Type inference and recursive modules

A had a question about mutually recursive modules. It is similar to the example found here.

Check out these two modules. If have intentionally added bug in the to_b function where it uses the A.of_int rather than B.of_int.

module rec A : sig
  type t
  val of_int : int -> t
  val to_b : t -> B.t
end = struct
  type t = int
  let of_int x = x

  (* With the B.t type annotation, this won't compile.  If you remove it, it will compile. *)
  let to_b x : B.t = A.of_int x
end

and B : sig
  type t
  val of_int : int -> t
  val to_a : t -> A.t
end = struct
  type t = int
  let of_int x = x
  let to_a x : A.t = A.of_int x
end

Since t is abstract for both modules, I expected this let to_b x = A.of_int x to give an error since A.of_int returns A.t and not B.t. But the compile error only occurs when I define it with type annotation: let to_b x : B.t = A.of_int x.
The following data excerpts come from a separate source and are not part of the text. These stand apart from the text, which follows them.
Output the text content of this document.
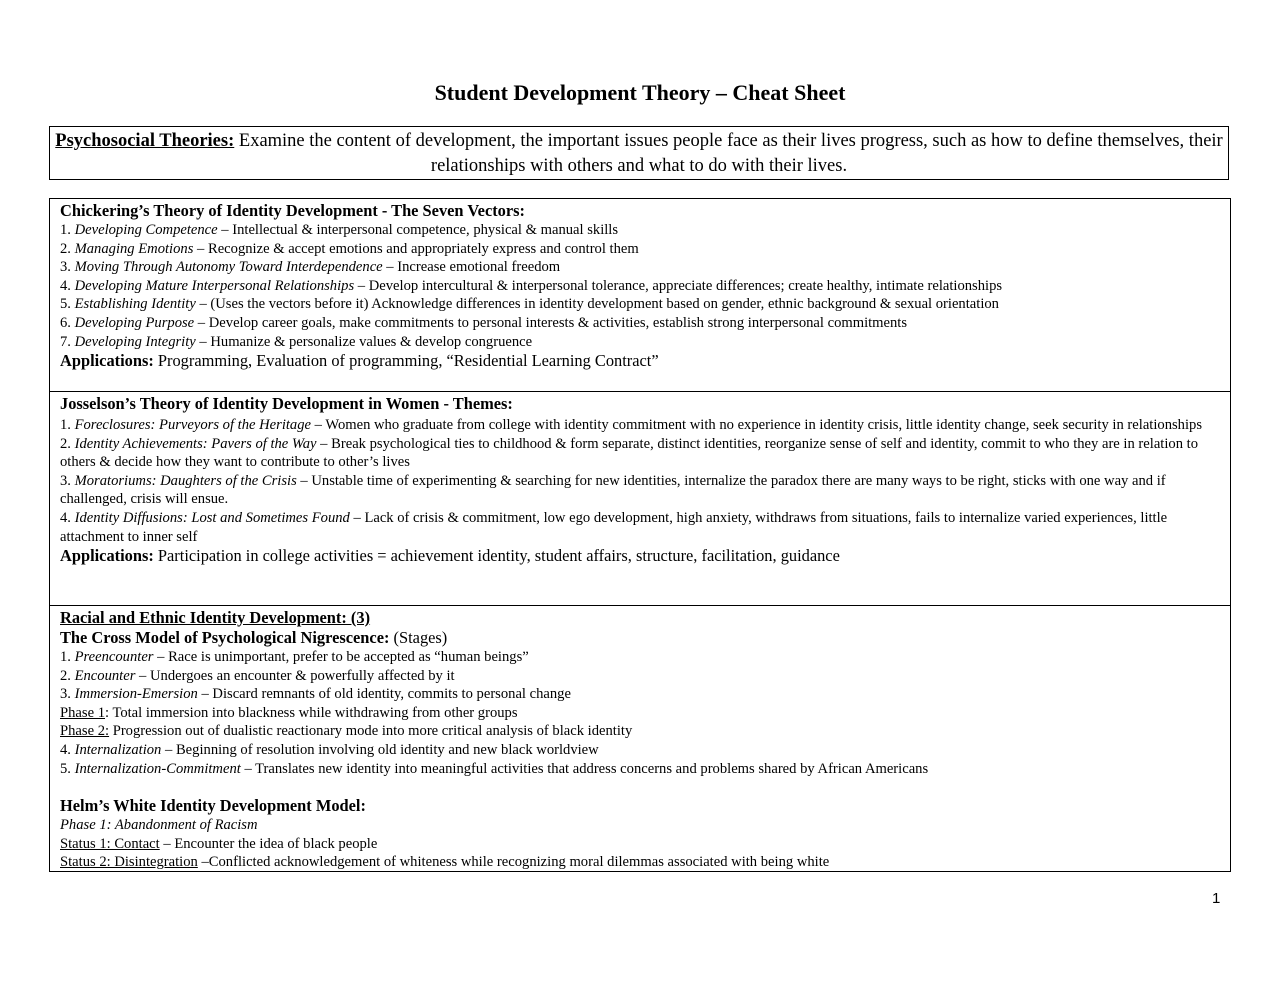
Student Development Theory – Cheat Sheet
Psychosocial Theories: Examine the content of development, the important issues people face as their lives progress, such as how to define themselves, their relationships with others and what to do with their lives.
Chickering’s Theory of Identity Development - The Seven Vectors:
1. Developing Competence – Intellectual & interpersonal competence, physical & manual skills
2. Managing Emotions – Recognize & accept emotions and appropriately express and control them
3. Moving Through Autonomy Toward Interdependence – Increase emotional freedom
4. Developing Mature Interpersonal Relationships – Develop intercultural & interpersonal tolerance, appreciate differences; create healthy, intimate relationships
5. Establishing Identity – (Uses the vectors before it) Acknowledge differences in identity development based on gender, ethnic background & sexual orientation
6. Developing Purpose – Develop career goals, make commitments to personal interests & activities, establish strong interpersonal commitments
7. Developing Integrity – Humanize & personalize values & develop congruence
Applications: Programming, Evaluation of programming, “Residential Learning Contract”
Josselson’s Theory of Identity Development in Women - Themes:
1. Foreclosures: Purveyors of the Heritage – Women who graduate from college with identity commitment with no experience in identity crisis, little identity change, seek security in relationships
2. Identity Achievements: Pavers of the Way – Break psychological ties to childhood & form separate, distinct identities, reorganize sense of self and identity, commit to who they are in relation to others & decide how they want to contribute to other’s lives
3. Moratoriums: Daughters of the Crisis – Unstable time of experimenting & searching for new identities, internalize the paradox there are many ways to be right, sticks with one way and if challenged, crisis will ensue.
4. Identity Diffusions: Lost and Sometimes Found – Lack of crisis & commitment, low ego development, high anxiety, withdraws from situations, fails to internalize varied experiences, little attachment to inner self
Applications: Participation in college activities = achievement identity, student affairs, structure, facilitation, guidance
Racial and Ethnic Identity Development: (3)
The Cross Model of Psychological Nigrescence: (Stages)
1. Preencounter – Race is unimportant, prefer to be accepted as “human beings”
2. Encounter – Undergoes an encounter & powerfully affected by it
3. Immersion-Emersion – Discard remnants of old identity, commits to personal change
Phase 1: Total immersion into blackness while withdrawing from other groups
Phase 2: Progression out of dualistic reactionary mode into more critical analysis of black identity
4. Internalization – Beginning of resolution involving old identity and new black worldview
5. Internalization-Commitment – Translates new identity into meaningful activities that address concerns and problems shared by African Americans
Helm’s White Identity Development Model:
Phase 1: Abandonment of Racism
Status 1: Contact – Encounter the idea of black people
Status 2: Disintegration –Conflicted acknowledgement of whiteness while recognizing moral dilemmas associated with being white
1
I assume that the reason it compiles fine is the fact that modules A and B are defined recursively and since they have the same type t = int in both implementations, it just works out.

In this case, it doesn’t really matter if you were to remove the type annotation and let it compile, but you could imagine a case where the A.of_int and B.of_int had some special preconditions that it enforced…e.g., ensuring A types are all positive numbers and B types are all negative numbers. Depending on the specific logic, you could get a runtime error down the line somewhere.

Basically, I’m wondering if this is the expected behavior. From the many Discuss posts about recursive modules, they seem to be a bit tricky, and I suppose it may be best to avoid them if possible…

This is a manifestation that the typing of definition and the verification of signature constraints are done in successive phase in OCaml.

A minimal example would be:

module rec A: sig type t end = struct
  type t = int
end
and B : sig val x: A.t end = struct
  let x = 0
end

In this example, first we check the type of the definition of A and B, assuming that A:sig type t end and B: sig val x: A.t end. At this stage, we infer that

A: sig type t = int end
B: sig val x: int end

At this point, we check that those inferred types are a subtype of the signature constraints. This is visibly true for A since sig type t = int is a subtype of sig type t end. Maybe more surprisingly, this is still true for B , sig val x: int end is a subtype of sig val x: A.t under the hypothesis that A: sig type t = int end.

When you add the constraint x : A.t in the implementation of B

module rec A: sig type t end = struct
  type t = int
end
and B : sig val x: A.t end = struct
  let x : A.t = 0
end

it is the first step of typechecking that break: when we are inferring the type for B, we only have the hypothesis A:sig type t end (and B: sig val x: A.t end). Thus the line

let x : A.t = 0

cannot be deduced from our hypotheses, yielding a type error.

In other words, this means that mutually-recursive modules can use some type equality from their sibling modules that are not exposed by the external interface, if one are careful enough to not use those equality during type inference.

3 Likes

Thanks for the clear explanation and the examples. This cleared it up for me!!

@octachron is this feature a goal of recursive modules or just a side effect of the implementation which we will need to live with forever?

The difference of behavior between the first and second version is probably due to a lack of specification for recursive modules (outside of the common core).

However, accepting the first definition seems coherent. And I guess that a more principled specification and implementation of recursive model would strive to allow more definitions rather than the opposite.